Pero más allá de la influencias recibidas, “Cele” tenía natural facilidad para versificar y fue original en la composición poética. Buenos Aires revive cálidamente en los versos de este poeta de “musa popular”. Sus letras, porteñas hasta en las comas, tienen calle y bohemia; barrio y vida vivida.
Él mismo nos descubre su técnica de escritor: -“Busco un pedazo de vida, la vivo intensamente en mi interior, me la tomo en serio, y despacito, con cuidado, voy haciendo el verso. Como he vivido un poco, como he dado muchas vueltas, y como conozco el ambiente canalla, es que tengo la pretensión de vivir mis personajes”. Falleció el 28 de julio de 1947, a los cincuenta y un años.
Entre 1919 y 1925, Celedonio vivó en Donado 2548, medianera mediante con la casa del poeta Ricardo Molinari. Me contaba su hermano Manuel, quien, como yo, fuese apadrinado por Genaro Videla, entrañable amigo de nuestras respectivas familias y antiguo vecino del barrio, que, junto a otros tangos memorables, La mariposa, escrito en aquella época, comenzó a volar en nuestro barrio. Fue también su hermano quien me dijo que “Cele” era parco de palabras, siempre risueño, amigo cabal, buen hijo, buen hermano, y que su tango preferido era “Tengo miedo”.

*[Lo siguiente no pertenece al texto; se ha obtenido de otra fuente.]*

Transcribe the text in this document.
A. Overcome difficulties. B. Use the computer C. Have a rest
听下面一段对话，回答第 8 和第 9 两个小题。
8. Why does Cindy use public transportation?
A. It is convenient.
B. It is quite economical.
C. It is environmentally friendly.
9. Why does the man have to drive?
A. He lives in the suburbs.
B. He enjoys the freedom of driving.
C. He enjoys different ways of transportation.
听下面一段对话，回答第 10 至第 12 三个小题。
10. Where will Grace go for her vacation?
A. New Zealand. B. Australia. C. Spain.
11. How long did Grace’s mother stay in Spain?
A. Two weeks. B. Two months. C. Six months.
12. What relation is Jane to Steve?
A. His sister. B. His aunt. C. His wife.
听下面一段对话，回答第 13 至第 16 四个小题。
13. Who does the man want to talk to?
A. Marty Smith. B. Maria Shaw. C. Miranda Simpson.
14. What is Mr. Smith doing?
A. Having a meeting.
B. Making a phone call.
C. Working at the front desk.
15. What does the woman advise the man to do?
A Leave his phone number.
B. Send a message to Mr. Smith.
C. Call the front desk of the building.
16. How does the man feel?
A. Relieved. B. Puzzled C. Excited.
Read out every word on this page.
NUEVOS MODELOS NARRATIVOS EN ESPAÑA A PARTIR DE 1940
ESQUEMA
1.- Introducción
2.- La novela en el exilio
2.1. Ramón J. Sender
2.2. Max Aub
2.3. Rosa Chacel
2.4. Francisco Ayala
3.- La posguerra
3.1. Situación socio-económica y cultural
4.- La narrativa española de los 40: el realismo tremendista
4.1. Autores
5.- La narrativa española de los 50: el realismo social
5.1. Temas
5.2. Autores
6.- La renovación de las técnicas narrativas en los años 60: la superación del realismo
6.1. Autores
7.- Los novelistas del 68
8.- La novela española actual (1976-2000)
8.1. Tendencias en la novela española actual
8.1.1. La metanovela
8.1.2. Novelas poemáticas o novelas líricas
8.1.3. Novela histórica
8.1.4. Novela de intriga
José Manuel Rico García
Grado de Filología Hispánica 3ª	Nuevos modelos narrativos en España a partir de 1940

Recordar hoy a este poeta, quien con sus tangos se dio el lujo de debutar en las voces de Gardel y de Rosita Quiroga, es recordar, también, al autor del libro Chapaleando barro.
Tal vez ha sido en uno de aquellos primeros ómnibus que comenzaron a competir con los tranvías, en viaje de Urquiza al centro, que el negro Cele concibió este soneto:
Guarda de ómnibus
Pa’ fioca no sirvió, porque una mina
a quien le hizo un laburo deshonesto,
le dio el apuntamento en una esquina
y delante del cana le dio el pesto…
Quiso hacer un scruche y cuando fueron
a’ arreglar la cuestión de la viyuya
te le hicieron un laburo, te le hicieron,
que tuvo que poner menega suya.
Fue pintor, albañil, bandoneonista,
cantor aficionado, fue cloaquista,
batidor, amargado y atorrante…
Hoy requinta una gorra, usa taquito,
se apila a una piolita y pega el grito:
“Se me quieren correr más adelante”.
El poeta Ricardo Molinari, nació en Buenos Aires el 23 de marzo de 1898. A los cinco años quedó huérfano de padre y madre. Está orfandad marcará su vida y su obra, y se verá reflejada en Las sombras del pájaro tostado, publicado en 1975, a instancias de su amigo Federico Vogelius, libro que recoge su producción poética entre 1923 y 1973. Allí puede leerse:
Tal vez no sepa gran cosa de aquel tiempo. Tendría yo cinco años, y habían muerto mis padres. Estaba sentado en el largo corredor de baldosas rojas abierto hacia el fondo, en aquella casa de paso. Me hallaba allí, en ese lugar, quieto y perdido. Veía volar las golondrinas y cambiar de figura las lejanas nubes altas; los pájaros azules sesgaban duros y cortantes las frondas de los árboles, la torre del molino. No recuerdo si en esa época me gustaba hablar o andaría dentro de mí, sumido en lo mutable, en la nada despojada y anhelante.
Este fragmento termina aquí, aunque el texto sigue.